Yves Saint Laurent in Paris
The high-powered art market makes a relatively rare trip to Paris for the three-day auction of the Collections Yves Saint Laurent et Pierre Bergé, which Christie’s Paris is holding at the Grand Palais on Feb. 23-25, 2009. The notably eclectic assemblage of 733 items -- from Impressionist and modern art to Old Masters, Art Deco furniture, Asian art and more -- comes straight from the two men’s apartments, and represents a truly impressive wealth of material.
Choice modernist lots include a rare Pablo Picasso Synthetic Cubist still life (est. €25,000,000-€30,000,000, Constantin Brancusi’s carved wood Madame L.R. (est. €15,000,000-€20,000,000), which was originally owned by Fernand Léger, and not one but three Piet Mondrian compositions, one in gray and the two others in color (both of the larger works are est. €7,000,000-€10,000,000). (€1 = $1.29).

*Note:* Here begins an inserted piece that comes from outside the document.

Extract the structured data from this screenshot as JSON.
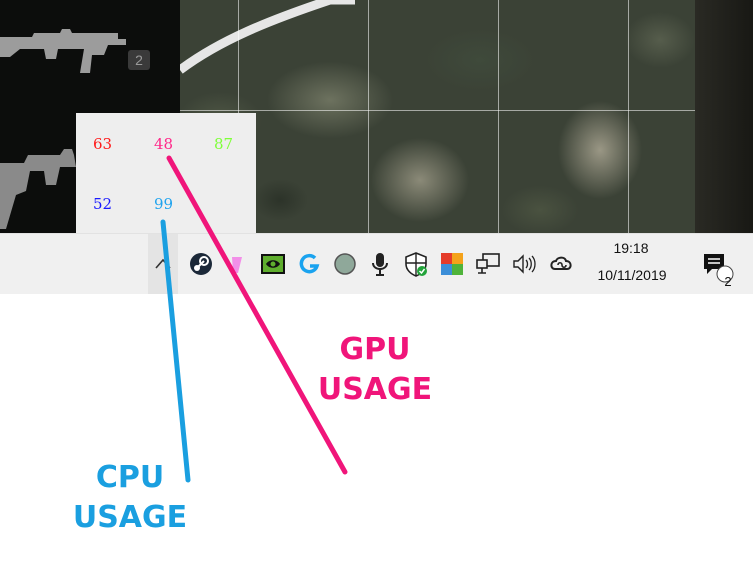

Another highlight is a bottle of Marcel Duchamp’s perfume, La Belle Haleine - Eu de Voilette, complete with the portrait of Duchamp in drag as Rrose Sélavy by Man Ray. The presale estimate is €1,000,000-€1,500,000.
The total presale estimate is €200,000,000-€300,000,000, or $256,000,000-$384,000,000. Half of the auction proceeds go to the Pierre Bergé-Yves Saint Laurent Foundation, devoted to preserving Saint Laurent’s work, and the remainder to several charities and Bergé himself (Saint Laurent died in 2008 at age 71).